When you stop, take a second then begin walking back towards your dog. Reinforce the hand signal if they make a move towards you and only reward with the smelly treat once you reach them at the position you left them. If three meters is too much distance to begin with just reduce the space and gradually build it up until you can cross the local field without your dog moving.
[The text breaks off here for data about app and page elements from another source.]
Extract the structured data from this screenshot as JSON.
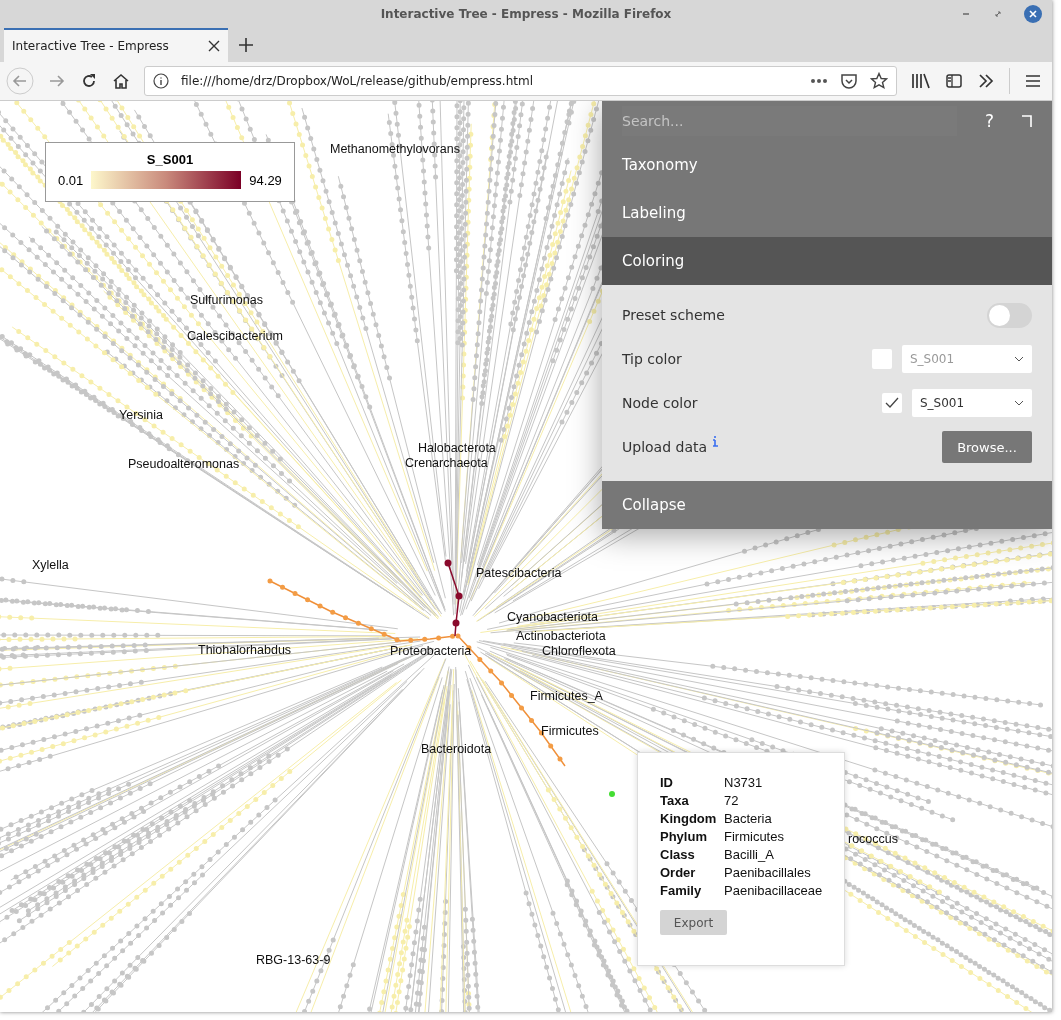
{
  "window": {
    "title": "Interactive Tree - Empress - Mozilla Firefox"
  },
  "tabs": [
    {
      "label": "Interactive Tree - Empress",
      "selected": true
    }
  ],
  "address_bar": {
    "url": "file:///home/drz/Dropbox/WoL/release/github/empress.html"
  },
  "legend": {
    "title": "S_S001",
    "min": "0.01",
    "max": "94.29"
  },
  "tree_labels": [
    {
      "text": "Methanomethylovorans"
    },
    {
      "text": "Sulfurimonas"
    },
    {
      "text": "Calescibacterium"
    },
    {
      "text": "Yersinia"
    },
    {
      "text": "Pseudoalteromonas"
    },
    {
      "text": "Halobacterota"
    },
    {
      "text": "Crenarchaeota"
    },
    {
      "text": "Xylella"
    },
    {
      "text": "Patescibacteria"
    },
    {
      "text": "Cyanobacteriota"
    },
    {
      "text": "Actinobacteriota"
    },
    {
      "text": "Thiohalorhabdus"
    },
    {
      "text": "Proteobacteria"
    },
    {
      "text": "Chloroflexota"
    },
    {
      "text": "Firmicutes_A"
    },
    {
      "text": "Firmicutes"
    },
    {
      "text": "Bacteroidota"
    },
    {
      "text": "rococcus"
    },
    {
      "text": "RBG-13-63-9"
    }
  ],
  "side_panel": {
    "search": {
      "placeholder": "Search..."
    },
    "help": "?",
    "sections": [
      {
        "title": "Taxonomy",
        "expanded": false
      },
      {
        "title": "Labeling",
        "expanded": false
      },
      {
        "title": "Coloring",
        "expanded": true
      },
      {
        "title": "Collapse",
        "expanded": false
      }
    ],
    "coloring_rows": [
      {
        "kind": "toggle",
        "label": "Preset scheme",
        "on": false
      },
      {
        "kind": "select",
        "label": "Tip color",
        "checked": false,
        "value": "S_S001"
      },
      {
        "kind": "select",
        "label": "Node color",
        "checked": true,
        "value": "S_S001"
      },
      {
        "kind": "upload",
        "label": "Upload data",
        "button": "Browse..."
      }
    ]
  },
  "node_popup": {
    "rows": [
      {
        "key": "ID",
        "value": "N3731"
      },
      {
        "key": "Taxa",
        "value": "72"
      },
      {
        "key": "Kingdom",
        "value": "Bacteria"
      },
      {
        "key": "Phylum",
        "value": "Firmicutes"
      },
      {
        "key": "Class",
        "value": "Bacilli_A"
      },
      {
        "key": "Order",
        "value": "Paenibacillales"
      },
      {
        "key": "Family",
        "value": "Paenibacillaceae"
      }
    ],
    "button": "Export"
  }
}
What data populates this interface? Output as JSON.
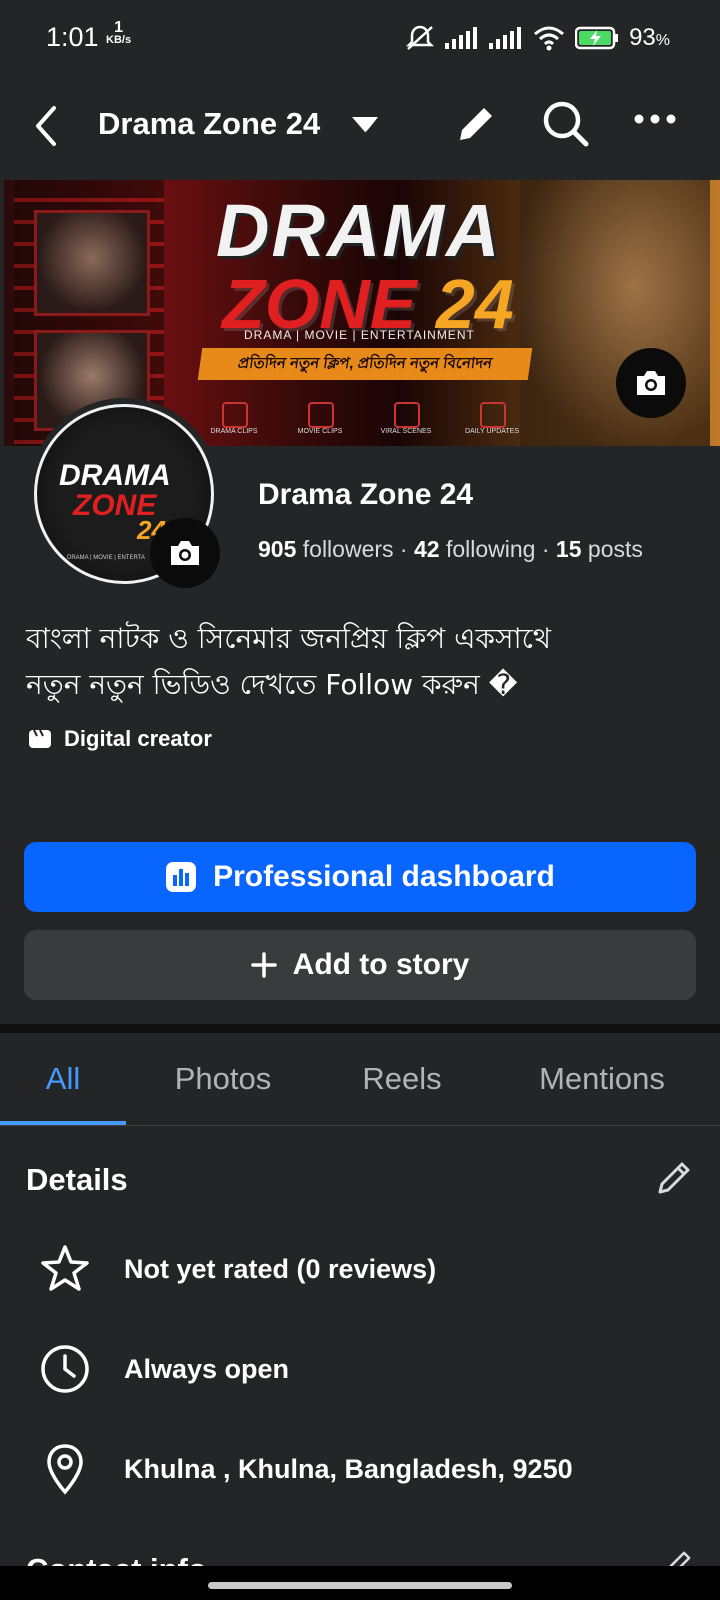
{
  "status_bar": {
    "time": "1:01",
    "net_speed_value": "1",
    "net_speed_unit": "KB/s",
    "battery_percent": "93",
    "battery_unit": "%"
  },
  "header": {
    "page_name": "Drama Zone 24"
  },
  "cover": {
    "title_line1": "DRAMA",
    "title_line2": "ZONE",
    "title_number": "24",
    "tagline": "DRAMA | MOVIE | ENTERTAINMENT",
    "banner_text": "প্রতিদিন নতুন ক্লিপ, প্রতিদিন নতুন বিনোদন",
    "categories": [
      "DRAMA CLIPS",
      "MOVIE CLIPS",
      "VIRAL SCENES",
      "DAILY UPDATES"
    ]
  },
  "avatar": {
    "line1": "DRAMA",
    "line2": "ZONE",
    "line3": "24",
    "subtitle": "DRAMA | MOVIE | ENTERTA"
  },
  "profile": {
    "name": "Drama Zone 24",
    "followers_count": "905",
    "followers_label": "followers",
    "following_count": "42",
    "following_label": "following",
    "posts_count": "15",
    "posts_label": "posts",
    "separator": "·",
    "bio_line1": "বাংলা নাটক ও সিনেমার জনপ্রিয় ক্লিপ একসাথে",
    "bio_line2": "নতুন নতুন ভিডিও দেখতে Follow করুন �",
    "category": "Digital creator"
  },
  "buttons": {
    "professional_dashboard": "Professional dashboard",
    "add_to_story": "Add to story"
  },
  "tabs": [
    {
      "label": "All",
      "active": true
    },
    {
      "label": "Photos",
      "active": false
    },
    {
      "label": "Reels",
      "active": false
    },
    {
      "label": "Mentions",
      "active": false
    }
  ],
  "details": {
    "title": "Details",
    "rows": [
      {
        "icon": "star-icon",
        "text": "Not yet rated (0 reviews)"
      },
      {
        "icon": "clock-icon",
        "text": "Always open"
      },
      {
        "icon": "location-pin-icon",
        "text": "Khulna , Khulna, Bangladesh, 9250"
      }
    ]
  },
  "contact": {
    "title": "Contact info"
  },
  "colors": {
    "background": "#242526",
    "primary_button": "#0866ff",
    "secondary_button": "#3a3b3c",
    "active_tab": "#4599ff",
    "text": "#e4e6eb"
  }
}
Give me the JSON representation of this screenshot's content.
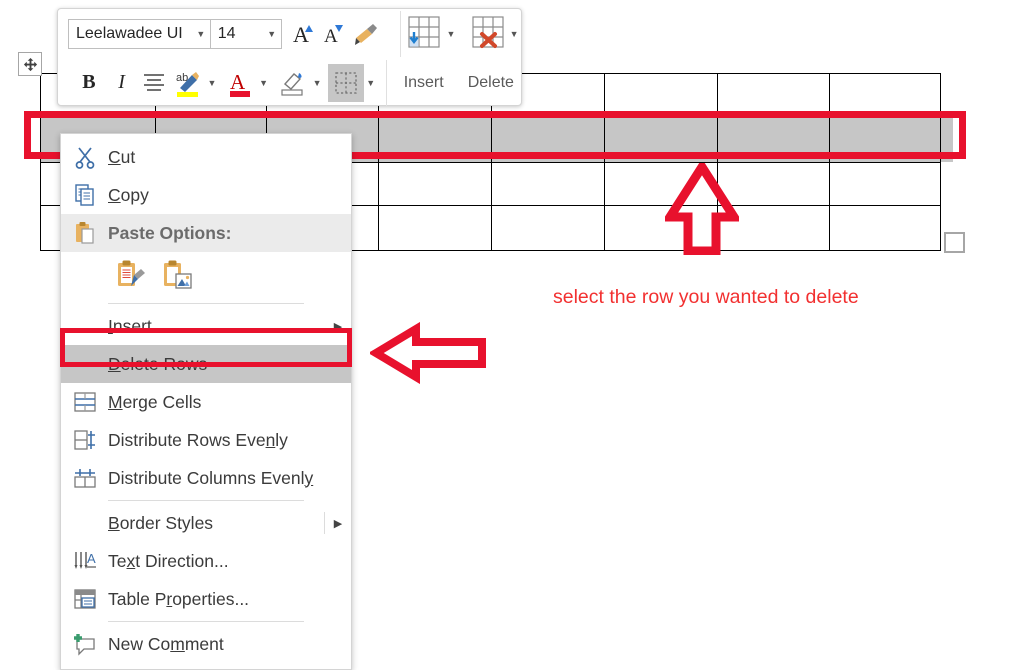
{
  "app": "Microsoft Word table context menu",
  "mini_toolbar": {
    "font_name": "Leelawadee UI",
    "font_size": "14",
    "buttons": [
      {
        "name": "grow-font-icon",
        "label": "A"
      },
      {
        "name": "shrink-font-icon",
        "label": "A"
      },
      {
        "name": "format-painter-icon",
        "label": ""
      },
      {
        "name": "insert-table-icon",
        "label": ""
      },
      {
        "name": "delete-table-icon",
        "label": ""
      },
      {
        "name": "bold-icon",
        "label": "B"
      },
      {
        "name": "italic-icon",
        "label": "I"
      },
      {
        "name": "align-icon",
        "label": ""
      },
      {
        "name": "text-highlight-color-icon",
        "label": "ab"
      },
      {
        "name": "font-color-icon",
        "label": "A"
      },
      {
        "name": "shading-icon",
        "label": ""
      },
      {
        "name": "borders-icon",
        "label": ""
      }
    ],
    "insert_label": "Insert",
    "delete_label": "Delete"
  },
  "context_menu": {
    "items": [
      {
        "icon": "cut-icon",
        "label": "Cut",
        "accel": "t",
        "submenu": false
      },
      {
        "icon": "copy-icon",
        "label": "Copy",
        "accel": "C",
        "submenu": false
      },
      {
        "icon": "paste-icon",
        "label": "Paste Options:",
        "accel": "",
        "submenu": false
      },
      {
        "icon": "",
        "label": "Insert",
        "accel": "I",
        "submenu": true
      },
      {
        "icon": "",
        "label": "Delete Rows",
        "accel": "D",
        "submenu": false
      },
      {
        "icon": "merge-cells-icon",
        "label": "Merge Cells",
        "accel": "M",
        "submenu": false
      },
      {
        "icon": "distribute-rows-icon",
        "label": "Distribute Rows Evenly",
        "accel": "n",
        "submenu": false
      },
      {
        "icon": "distribute-columns-icon",
        "label": "Distribute Columns Evenly",
        "accel": "y",
        "submenu": false
      },
      {
        "icon": "",
        "label": "Border Styles",
        "accel": "B",
        "submenu": true
      },
      {
        "icon": "text-direction-icon",
        "label": "Text Direction...",
        "accel": "x",
        "submenu": false
      },
      {
        "icon": "table-properties-icon",
        "label": "Table Properties...",
        "accel": "r",
        "submenu": false
      },
      {
        "icon": "new-comment-icon",
        "label": "New Comment",
        "accel": "m",
        "submenu": false
      }
    ],
    "paste_option_icons": [
      {
        "name": "paste-keep-source-formatting-icon"
      },
      {
        "name": "paste-picture-icon"
      }
    ]
  },
  "annotation": {
    "text": "select the row you wanted to delete",
    "color": "#f23030",
    "arrow_up_name": "up-arrow-callout",
    "arrow_left_name": "left-arrow-callout"
  },
  "document_table": {
    "columns": 8,
    "rows": 4,
    "selected_row_index": 1,
    "selection_color": "#c6c6c6",
    "border_color": "#000000",
    "move_handle": "table-move-handle",
    "resize_handle": "table-resize-handle"
  }
}
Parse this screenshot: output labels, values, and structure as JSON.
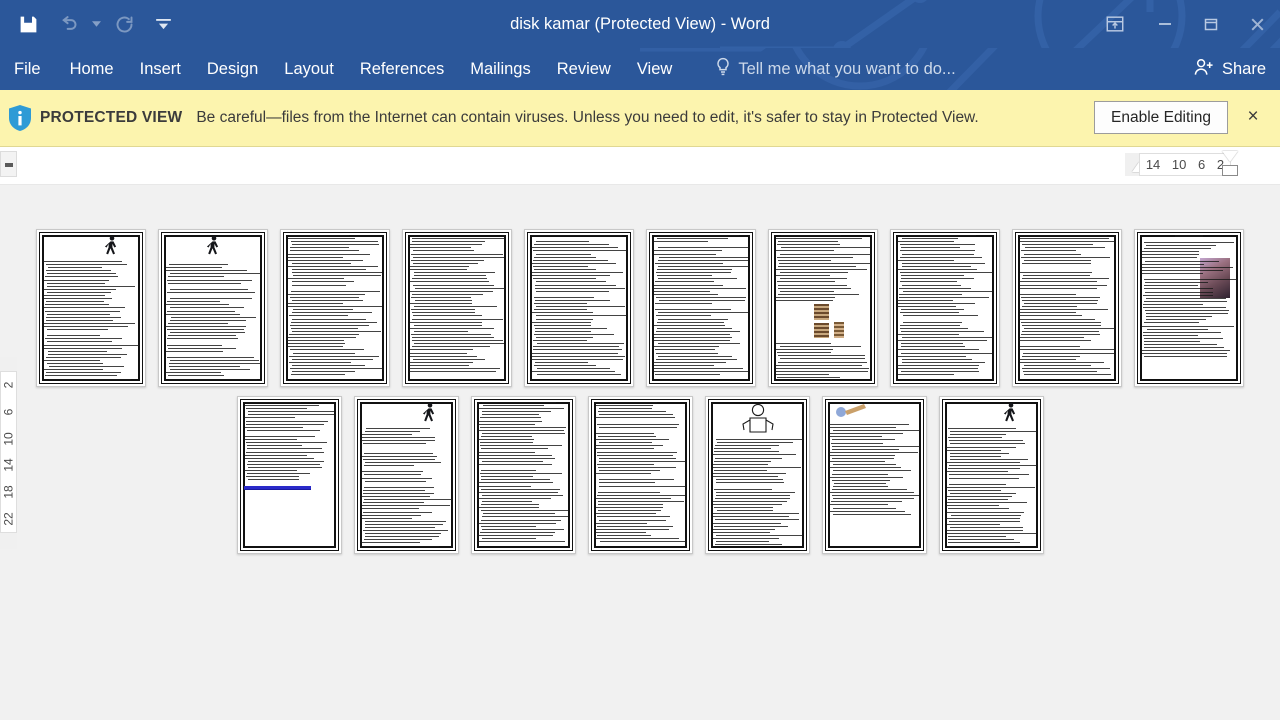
{
  "window": {
    "title": "disk kamar (Protected View) - Word",
    "quick_access": [
      {
        "name": "save-icon",
        "label": "Save",
        "enabled": true
      },
      {
        "name": "undo-icon",
        "label": "Undo",
        "enabled": false
      },
      {
        "name": "redo-icon",
        "label": "Redo",
        "enabled": false
      },
      {
        "name": "customize-quick-access-icon",
        "label": "Customize Quick Access Toolbar",
        "enabled": true
      }
    ],
    "controls": [
      {
        "name": "ribbon-display-options-icon",
        "label": "Ribbon Display Options"
      },
      {
        "name": "minimize-icon",
        "label": "Minimize"
      },
      {
        "name": "restore-icon",
        "label": "Restore Down"
      },
      {
        "name": "close-icon",
        "label": "Close"
      }
    ]
  },
  "ribbon": {
    "tabs": [
      {
        "label": "File"
      },
      {
        "label": "Home"
      },
      {
        "label": "Insert"
      },
      {
        "label": "Design"
      },
      {
        "label": "Layout"
      },
      {
        "label": "References"
      },
      {
        "label": "Mailings"
      },
      {
        "label": "Review"
      },
      {
        "label": "View"
      }
    ],
    "tell_me_placeholder": "Tell me what you want to do...",
    "share_label": "Share"
  },
  "protected_view": {
    "label": "PROTECTED VIEW",
    "message": "Be careful—files from the Internet can contain viruses. Unless you need to edit, it's safer to stay in Protected",
    "message_line2": "View.",
    "enable_button": "Enable Editing",
    "close_label": "×",
    "info_icon": "shield-info-icon",
    "bg_color": "#fcf4ae"
  },
  "rulers": {
    "horizontal_ticks": [
      "14",
      "10",
      "6",
      "2"
    ],
    "vertical_ticks": [
      "2",
      "6",
      "10",
      "14",
      "18",
      "22"
    ]
  },
  "theme": {
    "titlebar": "#2b579a",
    "canvas": "#f1f1f1",
    "accent": "#2b579a",
    "link": "#2a2aca"
  },
  "document": {
    "zoom_view": "multiple-pages",
    "row1_pages": [
      {
        "page": 1,
        "art": "horse-illustration"
      },
      {
        "page": 2,
        "art": "figure-illustration"
      },
      {
        "page": 3,
        "art": "none"
      },
      {
        "page": 4,
        "art": "none"
      },
      {
        "page": 5,
        "art": "none"
      },
      {
        "page": 6,
        "art": "none"
      },
      {
        "page": 7,
        "art": "spine-diagram"
      },
      {
        "page": 8,
        "art": "none"
      },
      {
        "page": 9,
        "art": "none"
      },
      {
        "page": 10,
        "art": "back-pain-photo"
      }
    ],
    "row2_pages": [
      {
        "page": 11,
        "art": "hyperlink"
      },
      {
        "page": 12,
        "art": "running-figure"
      },
      {
        "page": 13,
        "art": "none"
      },
      {
        "page": 14,
        "art": "none"
      },
      {
        "page": 15,
        "art": "exercise-figure"
      },
      {
        "page": 16,
        "art": "exercise-tool"
      },
      {
        "page": 17,
        "art": "head-neck-illustration"
      }
    ]
  }
}
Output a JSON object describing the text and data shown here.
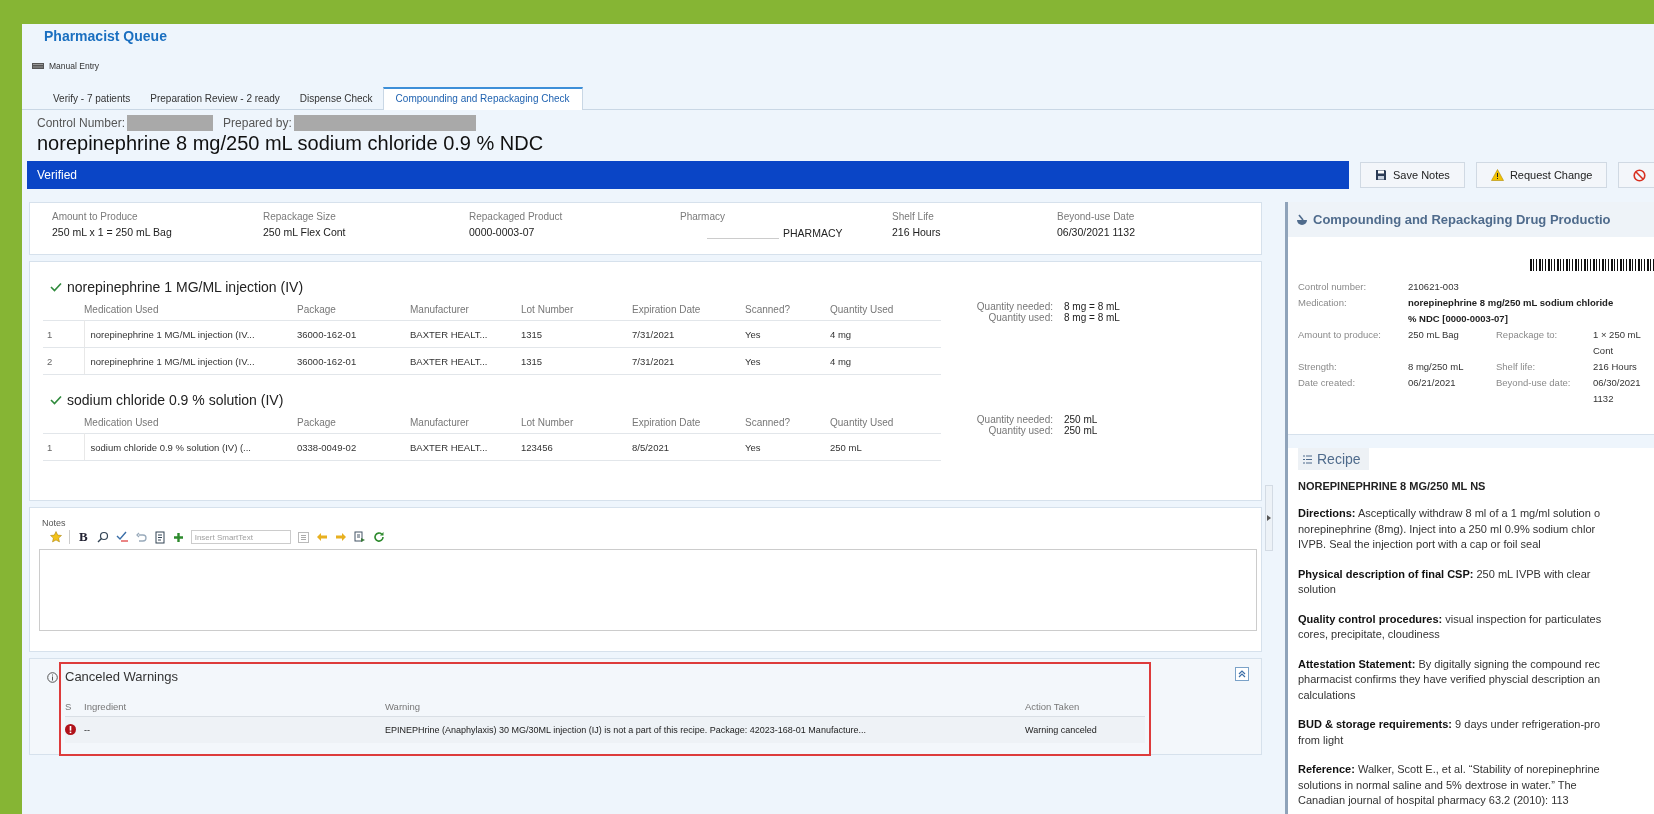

Make it more fun by hiding and then calling your dog to come and find you (hide and seek with your hound is hilarious.) Remember to not rely on sound when you praise your pup. You are giving a command to wait before receiving affection. This is teaching your dog patience and self control and is a brilliant foundation for further training. Once you’re dog is used to ‘stay’ with a vocal and physical signal, drop the sound all together and repeat until your dog knows to wait with a quick show of your palm.
5. Down for you.
The last of the three commandments! (That’s a joke, I know there’s more.) So your furry four-legged can sit and stay with no vocal direction. It’s a cool achievement, huh? Now to learn ‘down’ without a word leaving your lips. For this action, you can either use a flat palm facing the ground and slowly lower your hand or (for further training in the future) use a finger point. I found this signal to be the best for training Nero. I point to the floor just in front of him and down he goes. I can also point in various directions and he will follow wherever I point. ‘Down’ is easier to teach with your dog already in the ‘sit’ position. Once you have their attention, repeat your vocal ‘down’ command alongside your hand signal up to five times. As long as your dog listens, reward every time. Now, just as you did in your previous training, stop using your voice and rely solely on your hand gestures. You may find it easier to conceal the treat in a tight fist to help direct your dog to the floor to start with. Follow through with the same procedure as previously used and there you have it! Your dog can now respond to your hand signals. How ‘handy’ is that?